The International Monetary Fund (IMF) has indicated that the disbursement of new funds to Sri Lanka might face delays as a result of a revenue shortfall uncovered during its first review under the $2.9 billion bailout package.
Peter Breuer, the head of the IMF delegation, recently concluded a two-week visit to Sri Lanka and revealed that a staff-level agreement had not been reached. As a consequence, the second tranche of approximately $330 million under the lending program is on hold until a staff-level agreement is secured. Notably, no fixed timeline has been established for this agreement.
Sri Lanka’s efforts to implement challenging yet necessary reforms have been acknowledged by the IMF, with tentative signs of economic stabilization becoming visible. However, the road to a full economic recovery remains uncertain, and growth momentum is subdued.
Over the past six months, Sri Lanka has seen a significant drop in runaway inflation to 1.3 percent in September, a currency appreciation of approximately 12 percent, and an improvement in foreign exchange reserves. Despite these positive indicators, the country continues to grapple with revenue generation, with additional measures anticipated in the upcoming mid-November budget.

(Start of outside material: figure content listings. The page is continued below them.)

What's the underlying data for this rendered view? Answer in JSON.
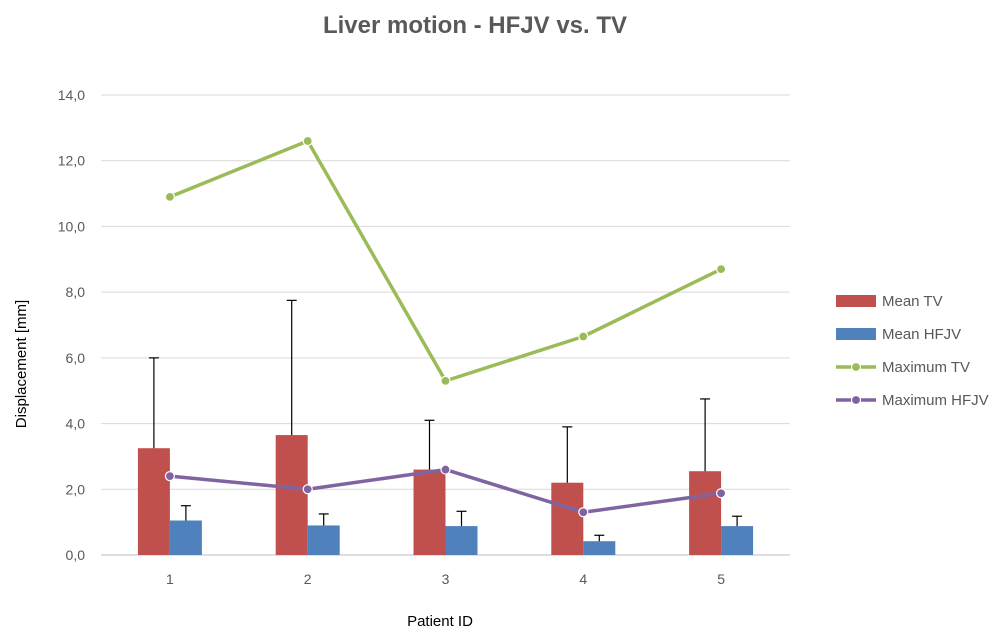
{
  "chart_data": {
    "type": "bar",
    "title": "Liver motion - HFJV vs. TV",
    "xlabel": "Patient ID",
    "ylabel": "Displacement [mm]",
    "categories": [
      "1",
      "2",
      "3",
      "4",
      "5"
    ],
    "y_ticks": [
      "0,0",
      "2,0",
      "4,0",
      "6,0",
      "8,0",
      "10,0",
      "12,0",
      "14,0"
    ],
    "ylim": [
      0,
      14
    ],
    "grid": true,
    "legend_position": "right",
    "series": [
      {
        "name": "Mean TV",
        "kind": "bar",
        "color": "#c0504d",
        "values": [
          3.25,
          3.65,
          2.6,
          2.2,
          2.55
        ],
        "error": [
          2.75,
          4.1,
          1.5,
          1.7,
          2.2
        ]
      },
      {
        "name": "Mean HFJV",
        "kind": "bar",
        "color": "#4f81bd",
        "values": [
          1.05,
          0.9,
          0.88,
          0.42,
          0.88
        ],
        "error": [
          0.45,
          0.35,
          0.45,
          0.18,
          0.3
        ]
      },
      {
        "name": "Maximum TV",
        "kind": "line",
        "color": "#9bbb59",
        "values": [
          10.9,
          12.6,
          5.3,
          6.65,
          8.7
        ]
      },
      {
        "name": "Maximum HFJV",
        "kind": "line",
        "color": "#8064a2",
        "values": [
          2.4,
          2.0,
          2.6,
          1.3,
          1.88
        ]
      }
    ]
  }
}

The IMF expressed concerns that revenue is expected to fall short of initial projections by nearly 15 percent by the end of the year. The statement emphasized that without efforts to address this shortfall, the burden of fiscal adjustment would fall on public expenditure, potentially weakening the government’s capacity to provide essential public services and jeopardizing the path to debt sustainability.
In response to this news, Sri Lanka’s international bonds remained relatively unaffected, trading slightly higher on Wednesday, although they remain in deeply distressed territory, hovering between 46-48 cents to the dollar, according to Tradeweb data.

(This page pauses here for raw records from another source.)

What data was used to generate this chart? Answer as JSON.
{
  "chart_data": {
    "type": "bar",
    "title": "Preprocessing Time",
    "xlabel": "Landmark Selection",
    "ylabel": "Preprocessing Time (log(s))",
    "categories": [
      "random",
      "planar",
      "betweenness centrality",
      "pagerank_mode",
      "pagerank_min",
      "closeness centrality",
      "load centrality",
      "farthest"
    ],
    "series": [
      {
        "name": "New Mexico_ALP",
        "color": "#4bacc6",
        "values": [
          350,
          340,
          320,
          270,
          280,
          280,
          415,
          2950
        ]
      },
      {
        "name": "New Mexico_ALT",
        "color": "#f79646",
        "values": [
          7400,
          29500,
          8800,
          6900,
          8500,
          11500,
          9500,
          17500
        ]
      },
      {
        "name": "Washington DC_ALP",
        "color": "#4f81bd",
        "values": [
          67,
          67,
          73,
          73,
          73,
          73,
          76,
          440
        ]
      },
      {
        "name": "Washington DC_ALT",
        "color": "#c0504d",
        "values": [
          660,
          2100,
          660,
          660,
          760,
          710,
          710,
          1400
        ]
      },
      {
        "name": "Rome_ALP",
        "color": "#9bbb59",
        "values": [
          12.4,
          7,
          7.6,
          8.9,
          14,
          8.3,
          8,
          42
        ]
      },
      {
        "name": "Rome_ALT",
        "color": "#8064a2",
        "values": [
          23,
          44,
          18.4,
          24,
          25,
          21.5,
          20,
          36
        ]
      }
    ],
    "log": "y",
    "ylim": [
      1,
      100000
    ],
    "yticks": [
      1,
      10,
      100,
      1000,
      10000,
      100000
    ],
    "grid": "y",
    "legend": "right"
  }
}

The IMF outlined the necessity for Sri Lanka to strengthen tax administration, eliminate tax exemptions, and actively combat tax evasion to boost revenues and demonstrate improved governance.
Furthermore, Sri Lanka has taken steps toward meeting debt restructuring requirements ahead of the IMF review by accepting offers to exchange approximately $10 billion worth of defaulted local debt for new bonds. The country has engaged in discussions with bondholders and bilateral creditors, including Japan, China, and India, with the aim of renegotiating its foreign debt after suspending repayments in May of the previous year.
The ongoing discussion of Sri Lanka’s debt restructuring will also be on the agenda at a meeting of the Institute of International Finance and Paris Club, scheduled for later in the day and reported by Reuters news agency.